# Dan Mullin is Cousin Eddie



## KYBobwhite (Dec 31, 2014)

Crazy eyes and everything. Uncanny resemblance.


----------



## Jody Hawk (Dec 31, 2014)

Yep twins.


----------



## Barry Duggan (Dec 31, 2014)

I kinda liked cousin Eddie.


----------



## yellowduckdog (Dec 31, 2014)

Spot on Clark


----------



## Browning Slayer (Jan 1, 2015)

Jody Hawk said:


> Yep twins.




And after yesterday Jody...


----------



## Matthew6 (Feb 19, 2015)




----------



## westcobbdog (Feb 19, 2015)

both wealthy fella's...


----------



## Browning Slayer (Feb 19, 2015)

Matthew6 said:


>


----------



## SpotandStalk (Feb 19, 2015)

Matthew6 said:


>






Where is our friend from Mississippi?


----------



## BuckinFish (Feb 19, 2015)

You serious Clark


----------



## Browning Slayer (Feb 20, 2015)

SpotandStalk said:


> Where is our friend from Mississippi?



Won't see him until the Fall....


----------



## Matthew6 (Feb 20, 2015)

bass selfie season


----------



## srb (Feb 20, 2015)

Give him the Stig house mullet...........


----------



## Jake Allen (Feb 20, 2015)

" I don't know why they call this Hamburger Helper. I think it tastes just fine by itself. Don't you Clarke?"

"You're the gourmet around here Eddie."


----------



## SpotandStalk (Feb 21, 2015)

Browning Slayer said:


> Won't see him until the Fall....



That all depends on how the first few games go.


----------



## Greene728 (Feb 21, 2015)

Love me some Cousin Eddie! 
He's holding out for a management position!


----------



## Browning Slayer (Feb 21, 2015)

SpotandStalk said:


> That all depends on how the first few games go.



Could we get that lucky??


----------



## rex upshaw (Feb 21, 2015)

Browning Slayer said:


> Could we get that lucky??



I'm pretty sure I saw him driving through Atlanta and heading west.  It was a gray Prius, driven by a fella with a ponytail, had a BO and Coexist bumper stickers on it and a pair of fishing rods stashed in the back.


----------



## BROWNING7WSM (Feb 21, 2015)

Both Miss teams suck and so does mullin.  He is Cousin eddy and Hugh freeze is a miss inbred


----------



## Matthew6 (Feb 24, 2015)

BROWNING7WSM said:


> Both Miss teams suck and so does mullin.  He is Cousin eddy and Hugh freeze is a miss inbred


----------



## Matthew6 (Feb 27, 2015)

Matthew6 said:


>


----------



## Browning Slayer (Feb 27, 2015)

Matthew6 said:


>


----------



## Old Dead River (Feb 27, 2015)

Indeed he is Cousin Eddie. Love the memes.
Mullen... Mullen with and "e" not an "i"


----------



## Browning Slayer (Mar 2, 2015)

Old Dead River said:


> Indeed he is Cousin Eddie. Love the memes.
> Mullen... Mullen with and "e" not an "i"

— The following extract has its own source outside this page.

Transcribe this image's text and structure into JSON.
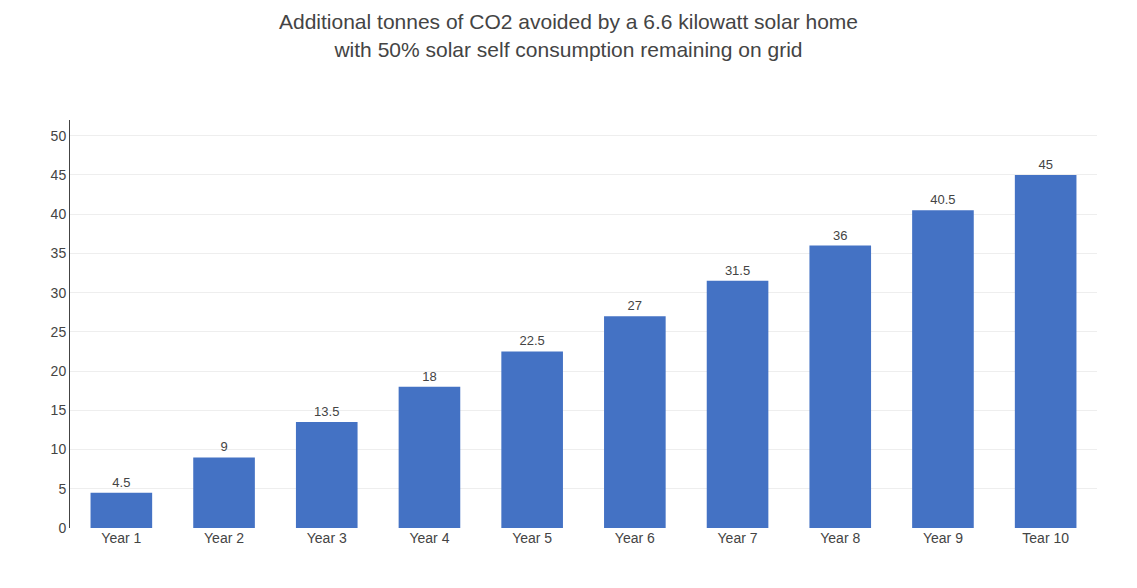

Spelling lessons from you...


----------



## Matthew6 (Mar 3, 2015)

Old Dead River said:


> Indeed he is Cousin Eddie. Love the memes.
> Mullen... Mullen with and "e" not an "i"


----------



## Rebel Yell (Mar 4, 2015)

Browning Slayer said:


> Spelling lessons from you...



Trust me, he are the one you listen to for all things grammar.


----------